Some may feel the plot stacks the coincidences a shade too tightly, but it's worth it just to hear Leon's reaction when his police partner (Leah Purcell) stops the car at the house of a witness they are to interview – the house belongs, of course, to Jane, the woman he's been having an affair with. "This could be tricky," he says grimly. There's painful comedy here inasmuch as Leon, a nice guy, knows there's a link between his being an awful husband and a bad cop – and that right now he can't do a thing about either of them. "How do you want to play this?" he asks Jane sotto voce as they prepare for questioning. "You're the professional," she deadpans. "Maybe you should just do your job."

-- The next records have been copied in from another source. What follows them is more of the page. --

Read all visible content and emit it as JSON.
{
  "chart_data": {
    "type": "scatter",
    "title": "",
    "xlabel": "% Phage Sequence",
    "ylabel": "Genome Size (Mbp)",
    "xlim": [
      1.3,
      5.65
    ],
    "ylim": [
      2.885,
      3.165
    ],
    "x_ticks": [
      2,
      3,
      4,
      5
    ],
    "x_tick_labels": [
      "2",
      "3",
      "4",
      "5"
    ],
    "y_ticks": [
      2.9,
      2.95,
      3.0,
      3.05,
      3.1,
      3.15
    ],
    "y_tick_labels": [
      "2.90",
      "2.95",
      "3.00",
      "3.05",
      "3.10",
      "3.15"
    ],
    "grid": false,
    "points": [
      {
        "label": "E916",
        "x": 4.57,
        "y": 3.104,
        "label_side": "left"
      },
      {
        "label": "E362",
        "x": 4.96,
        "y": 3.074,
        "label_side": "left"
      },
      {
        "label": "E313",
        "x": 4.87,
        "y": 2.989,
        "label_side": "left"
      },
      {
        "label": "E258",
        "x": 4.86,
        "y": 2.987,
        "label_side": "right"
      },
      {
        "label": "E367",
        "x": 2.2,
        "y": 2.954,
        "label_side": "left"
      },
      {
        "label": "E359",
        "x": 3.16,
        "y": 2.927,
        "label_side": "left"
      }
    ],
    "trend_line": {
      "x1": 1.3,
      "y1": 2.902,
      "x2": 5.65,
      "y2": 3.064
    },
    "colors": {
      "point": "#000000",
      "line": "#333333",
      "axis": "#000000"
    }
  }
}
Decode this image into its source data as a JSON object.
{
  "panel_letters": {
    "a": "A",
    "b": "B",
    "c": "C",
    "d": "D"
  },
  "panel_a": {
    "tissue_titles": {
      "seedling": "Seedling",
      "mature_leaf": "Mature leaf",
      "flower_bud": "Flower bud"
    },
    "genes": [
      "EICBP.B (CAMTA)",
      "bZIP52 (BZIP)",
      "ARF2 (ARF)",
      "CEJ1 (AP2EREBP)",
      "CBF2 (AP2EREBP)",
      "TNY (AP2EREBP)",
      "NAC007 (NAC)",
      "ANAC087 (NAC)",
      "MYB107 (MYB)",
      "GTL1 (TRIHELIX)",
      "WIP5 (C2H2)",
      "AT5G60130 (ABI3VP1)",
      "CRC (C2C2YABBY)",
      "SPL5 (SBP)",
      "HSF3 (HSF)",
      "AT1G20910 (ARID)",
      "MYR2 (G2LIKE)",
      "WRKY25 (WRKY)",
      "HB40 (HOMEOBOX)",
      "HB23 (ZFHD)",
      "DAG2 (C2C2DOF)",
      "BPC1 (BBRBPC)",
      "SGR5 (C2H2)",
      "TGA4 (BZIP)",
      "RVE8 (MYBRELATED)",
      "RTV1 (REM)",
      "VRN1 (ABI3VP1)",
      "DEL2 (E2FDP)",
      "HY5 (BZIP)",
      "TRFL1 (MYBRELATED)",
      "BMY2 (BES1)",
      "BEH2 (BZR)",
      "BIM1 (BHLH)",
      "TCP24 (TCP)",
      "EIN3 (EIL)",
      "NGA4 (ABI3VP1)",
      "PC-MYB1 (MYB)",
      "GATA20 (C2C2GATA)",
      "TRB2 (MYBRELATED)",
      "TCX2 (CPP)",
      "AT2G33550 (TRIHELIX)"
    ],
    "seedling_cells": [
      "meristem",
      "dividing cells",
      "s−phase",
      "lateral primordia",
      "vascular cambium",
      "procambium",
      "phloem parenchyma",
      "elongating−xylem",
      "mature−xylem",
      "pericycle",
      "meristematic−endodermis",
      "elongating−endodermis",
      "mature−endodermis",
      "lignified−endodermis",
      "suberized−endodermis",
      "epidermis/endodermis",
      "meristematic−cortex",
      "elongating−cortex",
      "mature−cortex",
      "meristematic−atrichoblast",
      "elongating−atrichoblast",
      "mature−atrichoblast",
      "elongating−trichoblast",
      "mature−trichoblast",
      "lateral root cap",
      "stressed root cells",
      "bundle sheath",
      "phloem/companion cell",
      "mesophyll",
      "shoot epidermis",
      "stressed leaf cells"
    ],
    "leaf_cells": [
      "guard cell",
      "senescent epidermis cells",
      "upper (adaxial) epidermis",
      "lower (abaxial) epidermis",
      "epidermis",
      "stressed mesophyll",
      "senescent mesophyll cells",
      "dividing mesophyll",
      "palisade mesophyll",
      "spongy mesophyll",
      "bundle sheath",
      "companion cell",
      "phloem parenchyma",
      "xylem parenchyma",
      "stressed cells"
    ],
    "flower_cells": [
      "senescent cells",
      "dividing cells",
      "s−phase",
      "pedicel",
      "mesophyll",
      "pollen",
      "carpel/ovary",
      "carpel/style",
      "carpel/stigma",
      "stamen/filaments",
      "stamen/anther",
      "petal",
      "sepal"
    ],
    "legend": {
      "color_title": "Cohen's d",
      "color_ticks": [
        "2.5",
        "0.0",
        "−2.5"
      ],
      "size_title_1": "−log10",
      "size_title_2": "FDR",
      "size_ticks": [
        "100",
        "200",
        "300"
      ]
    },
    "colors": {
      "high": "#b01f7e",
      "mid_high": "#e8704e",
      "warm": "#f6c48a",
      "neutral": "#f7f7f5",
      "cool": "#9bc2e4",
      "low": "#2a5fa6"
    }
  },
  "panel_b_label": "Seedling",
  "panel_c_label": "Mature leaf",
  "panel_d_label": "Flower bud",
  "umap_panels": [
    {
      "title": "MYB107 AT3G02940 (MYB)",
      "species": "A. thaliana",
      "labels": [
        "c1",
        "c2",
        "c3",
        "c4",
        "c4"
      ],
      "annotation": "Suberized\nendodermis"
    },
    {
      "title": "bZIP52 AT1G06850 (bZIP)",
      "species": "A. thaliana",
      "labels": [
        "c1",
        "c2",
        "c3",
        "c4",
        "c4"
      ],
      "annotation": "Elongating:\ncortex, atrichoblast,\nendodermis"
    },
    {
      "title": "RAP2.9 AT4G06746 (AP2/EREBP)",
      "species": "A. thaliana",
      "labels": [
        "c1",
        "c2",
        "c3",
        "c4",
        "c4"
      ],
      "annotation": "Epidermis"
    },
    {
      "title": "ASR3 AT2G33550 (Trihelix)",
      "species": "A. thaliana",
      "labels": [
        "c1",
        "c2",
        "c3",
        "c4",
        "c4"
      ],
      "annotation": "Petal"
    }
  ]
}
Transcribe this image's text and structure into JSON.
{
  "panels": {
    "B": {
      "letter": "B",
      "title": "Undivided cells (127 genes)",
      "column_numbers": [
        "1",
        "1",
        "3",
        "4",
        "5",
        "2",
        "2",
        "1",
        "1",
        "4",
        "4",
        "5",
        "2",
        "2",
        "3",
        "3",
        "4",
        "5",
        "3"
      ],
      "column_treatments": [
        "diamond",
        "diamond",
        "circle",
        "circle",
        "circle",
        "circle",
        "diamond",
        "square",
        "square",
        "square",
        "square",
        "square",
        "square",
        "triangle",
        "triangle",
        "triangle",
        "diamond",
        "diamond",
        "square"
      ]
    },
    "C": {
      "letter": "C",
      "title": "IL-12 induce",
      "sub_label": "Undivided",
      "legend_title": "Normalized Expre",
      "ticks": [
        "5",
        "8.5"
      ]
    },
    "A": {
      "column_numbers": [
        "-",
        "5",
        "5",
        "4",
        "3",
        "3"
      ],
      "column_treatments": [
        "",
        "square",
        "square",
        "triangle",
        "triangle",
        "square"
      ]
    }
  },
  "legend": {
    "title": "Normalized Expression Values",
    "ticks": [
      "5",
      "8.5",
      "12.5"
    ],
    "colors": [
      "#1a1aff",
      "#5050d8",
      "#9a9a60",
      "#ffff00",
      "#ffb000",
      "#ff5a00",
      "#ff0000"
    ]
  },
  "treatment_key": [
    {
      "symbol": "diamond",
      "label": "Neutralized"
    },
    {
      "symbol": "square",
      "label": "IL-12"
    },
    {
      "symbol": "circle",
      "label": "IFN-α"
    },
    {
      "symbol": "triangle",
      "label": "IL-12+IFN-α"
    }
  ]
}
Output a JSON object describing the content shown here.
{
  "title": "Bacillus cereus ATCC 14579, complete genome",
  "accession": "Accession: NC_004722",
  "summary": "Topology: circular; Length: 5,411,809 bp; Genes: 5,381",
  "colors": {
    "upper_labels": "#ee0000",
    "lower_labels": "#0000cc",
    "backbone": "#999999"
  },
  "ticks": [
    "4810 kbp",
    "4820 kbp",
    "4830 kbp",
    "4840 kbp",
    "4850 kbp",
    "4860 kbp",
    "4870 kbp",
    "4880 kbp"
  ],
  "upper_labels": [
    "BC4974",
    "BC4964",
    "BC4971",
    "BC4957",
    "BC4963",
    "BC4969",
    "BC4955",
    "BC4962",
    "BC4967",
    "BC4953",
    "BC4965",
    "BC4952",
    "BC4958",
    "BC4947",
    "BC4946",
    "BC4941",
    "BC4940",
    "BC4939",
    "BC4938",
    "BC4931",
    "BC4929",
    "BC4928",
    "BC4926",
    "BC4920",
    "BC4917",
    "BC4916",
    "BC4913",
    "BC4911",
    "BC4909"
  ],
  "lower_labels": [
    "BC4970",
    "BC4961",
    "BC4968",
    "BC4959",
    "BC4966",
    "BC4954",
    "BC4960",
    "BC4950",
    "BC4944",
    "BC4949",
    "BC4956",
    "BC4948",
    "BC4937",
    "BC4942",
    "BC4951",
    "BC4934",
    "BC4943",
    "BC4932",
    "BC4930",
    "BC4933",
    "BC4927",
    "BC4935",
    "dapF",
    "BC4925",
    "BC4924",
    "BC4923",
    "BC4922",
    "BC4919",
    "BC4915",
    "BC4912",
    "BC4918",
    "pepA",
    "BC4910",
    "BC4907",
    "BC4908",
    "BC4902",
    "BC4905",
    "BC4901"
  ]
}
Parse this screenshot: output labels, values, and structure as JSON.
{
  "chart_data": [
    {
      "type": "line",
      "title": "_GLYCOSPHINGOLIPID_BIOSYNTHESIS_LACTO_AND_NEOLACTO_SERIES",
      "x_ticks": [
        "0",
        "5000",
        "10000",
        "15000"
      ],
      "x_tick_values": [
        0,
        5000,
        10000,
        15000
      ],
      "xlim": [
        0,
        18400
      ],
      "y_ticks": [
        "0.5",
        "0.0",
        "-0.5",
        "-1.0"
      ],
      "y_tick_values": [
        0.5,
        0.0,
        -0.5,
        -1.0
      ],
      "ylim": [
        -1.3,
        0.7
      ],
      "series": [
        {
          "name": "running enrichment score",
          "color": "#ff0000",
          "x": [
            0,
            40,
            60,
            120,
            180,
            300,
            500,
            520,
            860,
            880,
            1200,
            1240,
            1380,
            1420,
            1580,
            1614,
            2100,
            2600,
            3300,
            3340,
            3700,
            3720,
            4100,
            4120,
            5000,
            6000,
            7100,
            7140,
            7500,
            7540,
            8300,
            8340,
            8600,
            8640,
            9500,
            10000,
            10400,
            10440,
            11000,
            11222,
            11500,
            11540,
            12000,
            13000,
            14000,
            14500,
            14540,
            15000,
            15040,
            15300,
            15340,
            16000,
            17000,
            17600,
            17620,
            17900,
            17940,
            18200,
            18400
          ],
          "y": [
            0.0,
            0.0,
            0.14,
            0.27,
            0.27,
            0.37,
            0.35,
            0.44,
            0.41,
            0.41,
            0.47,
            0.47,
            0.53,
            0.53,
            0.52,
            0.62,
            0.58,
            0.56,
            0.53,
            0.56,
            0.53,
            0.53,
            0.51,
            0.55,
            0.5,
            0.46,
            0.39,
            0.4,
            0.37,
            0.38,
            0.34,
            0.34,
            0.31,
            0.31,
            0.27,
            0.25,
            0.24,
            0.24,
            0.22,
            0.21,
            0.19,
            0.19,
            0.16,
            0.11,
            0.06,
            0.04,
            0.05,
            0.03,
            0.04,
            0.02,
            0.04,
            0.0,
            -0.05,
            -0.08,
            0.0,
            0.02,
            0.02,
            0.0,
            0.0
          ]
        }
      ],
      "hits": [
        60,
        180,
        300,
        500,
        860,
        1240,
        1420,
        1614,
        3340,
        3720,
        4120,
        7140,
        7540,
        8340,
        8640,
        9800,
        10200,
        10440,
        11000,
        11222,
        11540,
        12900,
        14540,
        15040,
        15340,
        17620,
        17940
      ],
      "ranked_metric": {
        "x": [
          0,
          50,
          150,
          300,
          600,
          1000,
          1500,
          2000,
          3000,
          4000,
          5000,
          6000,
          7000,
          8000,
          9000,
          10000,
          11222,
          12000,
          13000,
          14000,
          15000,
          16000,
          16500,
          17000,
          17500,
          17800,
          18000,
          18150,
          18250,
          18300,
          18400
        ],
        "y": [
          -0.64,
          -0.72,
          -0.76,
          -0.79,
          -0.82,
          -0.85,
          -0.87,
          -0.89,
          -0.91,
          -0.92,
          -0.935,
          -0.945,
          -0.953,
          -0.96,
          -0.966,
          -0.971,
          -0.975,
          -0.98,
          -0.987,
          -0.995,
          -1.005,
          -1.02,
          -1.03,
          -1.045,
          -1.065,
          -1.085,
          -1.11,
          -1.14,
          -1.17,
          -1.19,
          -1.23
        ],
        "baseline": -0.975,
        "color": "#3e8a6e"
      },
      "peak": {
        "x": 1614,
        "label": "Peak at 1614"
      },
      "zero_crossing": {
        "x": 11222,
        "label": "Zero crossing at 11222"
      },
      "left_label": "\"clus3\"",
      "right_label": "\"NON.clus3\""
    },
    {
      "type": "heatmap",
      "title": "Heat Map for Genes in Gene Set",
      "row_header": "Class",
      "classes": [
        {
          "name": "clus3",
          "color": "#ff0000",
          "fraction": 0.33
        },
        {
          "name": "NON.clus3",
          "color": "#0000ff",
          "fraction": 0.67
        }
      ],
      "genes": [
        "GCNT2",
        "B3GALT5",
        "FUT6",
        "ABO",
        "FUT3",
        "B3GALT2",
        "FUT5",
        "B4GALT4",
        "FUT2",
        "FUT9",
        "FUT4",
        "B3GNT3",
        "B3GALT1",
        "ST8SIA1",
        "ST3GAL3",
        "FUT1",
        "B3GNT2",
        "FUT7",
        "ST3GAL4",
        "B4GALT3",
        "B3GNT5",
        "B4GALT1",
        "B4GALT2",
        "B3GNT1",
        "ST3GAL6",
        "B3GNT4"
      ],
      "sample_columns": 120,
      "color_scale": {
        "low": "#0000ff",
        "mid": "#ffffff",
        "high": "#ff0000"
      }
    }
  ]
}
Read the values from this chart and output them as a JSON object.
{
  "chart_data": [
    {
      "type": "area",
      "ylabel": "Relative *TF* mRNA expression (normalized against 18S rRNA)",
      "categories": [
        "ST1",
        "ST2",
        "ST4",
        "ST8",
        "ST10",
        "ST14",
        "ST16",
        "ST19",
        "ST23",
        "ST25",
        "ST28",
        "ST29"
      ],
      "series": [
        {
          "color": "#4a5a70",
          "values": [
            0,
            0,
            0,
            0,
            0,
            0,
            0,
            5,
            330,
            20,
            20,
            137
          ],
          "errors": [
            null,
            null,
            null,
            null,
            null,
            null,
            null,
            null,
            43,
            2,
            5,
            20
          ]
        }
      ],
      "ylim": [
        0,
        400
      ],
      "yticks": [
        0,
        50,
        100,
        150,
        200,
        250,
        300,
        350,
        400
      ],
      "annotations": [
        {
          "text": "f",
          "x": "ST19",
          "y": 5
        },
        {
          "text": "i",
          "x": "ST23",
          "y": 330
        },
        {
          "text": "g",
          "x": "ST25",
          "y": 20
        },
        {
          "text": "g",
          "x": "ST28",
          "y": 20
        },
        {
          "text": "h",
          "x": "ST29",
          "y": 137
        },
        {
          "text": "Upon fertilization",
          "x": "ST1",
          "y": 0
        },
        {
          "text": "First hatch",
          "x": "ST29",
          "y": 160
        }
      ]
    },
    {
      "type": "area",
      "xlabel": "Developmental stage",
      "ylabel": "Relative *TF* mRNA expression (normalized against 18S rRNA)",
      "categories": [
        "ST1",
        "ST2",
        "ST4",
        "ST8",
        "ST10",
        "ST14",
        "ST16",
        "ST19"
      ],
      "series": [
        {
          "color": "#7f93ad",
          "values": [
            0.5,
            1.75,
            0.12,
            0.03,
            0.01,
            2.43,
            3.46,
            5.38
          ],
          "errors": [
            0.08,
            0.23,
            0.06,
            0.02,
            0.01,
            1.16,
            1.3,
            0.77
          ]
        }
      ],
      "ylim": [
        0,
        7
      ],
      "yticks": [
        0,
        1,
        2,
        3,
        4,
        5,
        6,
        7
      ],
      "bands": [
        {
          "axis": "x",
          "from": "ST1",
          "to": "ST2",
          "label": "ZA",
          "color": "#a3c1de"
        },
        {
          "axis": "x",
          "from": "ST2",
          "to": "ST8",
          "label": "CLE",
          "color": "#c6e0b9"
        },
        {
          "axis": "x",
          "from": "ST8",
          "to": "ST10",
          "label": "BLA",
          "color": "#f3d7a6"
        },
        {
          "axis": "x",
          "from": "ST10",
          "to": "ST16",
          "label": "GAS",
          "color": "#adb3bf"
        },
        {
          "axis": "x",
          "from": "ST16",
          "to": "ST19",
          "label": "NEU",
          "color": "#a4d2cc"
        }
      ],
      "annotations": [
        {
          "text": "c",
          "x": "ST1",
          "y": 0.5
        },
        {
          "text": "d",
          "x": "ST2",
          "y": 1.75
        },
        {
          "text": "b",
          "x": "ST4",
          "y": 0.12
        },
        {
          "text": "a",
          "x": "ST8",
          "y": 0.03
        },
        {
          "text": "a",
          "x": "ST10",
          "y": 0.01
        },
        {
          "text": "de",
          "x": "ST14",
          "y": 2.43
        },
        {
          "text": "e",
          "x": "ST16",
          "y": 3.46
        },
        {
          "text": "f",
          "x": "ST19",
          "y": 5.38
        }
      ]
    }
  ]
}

As Leon, Anthony LaPaglia carries the brooding tenor of the film in his bunched shoulders and furtive glances. He's an actor I never thought I could forgive, let alone admire, after his dreadful turn as Daphne's "English yob" brother in Frasier, but he does good, serious work here, adrift between quiet misery and thundering rage. (He had the same undercurrent of violence in Steve Buscemi's Trees Lounge.) The casting is first rate in the other main roles; not just Barbara Hershey and Geoffrey Rush, but two actors previously unknown to me – Kerry Armstrong gives a beautifully restrained performance as Leon's betrayed wife Sonja, her composure under the strain of her husband's moody silences only wilting behind the closed door of the therapist's study. "I like being this age. I like the lines around my eyes," she says, adding: "I don't know if he does." That line is a heartbreaker. And admire too the choice of Rachael Blake as Jane, not the nubile bit of skirt the mid-life-crisis man usually chases, but an unexceptional-looking woman who has a failed marriage behind her and a vista of loneliness in front.

What the film does rather cleverly is to dovetail its vision of marital estrangement with the endgame of the murder mystery. Jane's discovery of a discarded shoe in the bushes apparently implicates her friend and next-door neighbour Nik (Vince Colosimo), who may have picked up the vanished woman in his truck late one night. His guilt, as Jane sees too clearly, would be hideously ironic, Nik being to all appearances a devoted father of three young children, and his relationship with Paula (Daniella Farinacci), as we can see, being the only decent advertisement for marriage in the whole picture. (Or is their happiness to do with being a sufficient distance from middle age?)

Ray Lawrence, who also directed the film of Peter Carey's Bliss several years ago, waits and reveals with the timing of a good poker player, stumbling only once at the close with a montage that's too pat and sentimental. A more enigmatic or ambiguous ending would have better suited its mood, and made us wonder what might issue from these damaged lives. But this won't undermine a film of gripping and memorable accomplishments.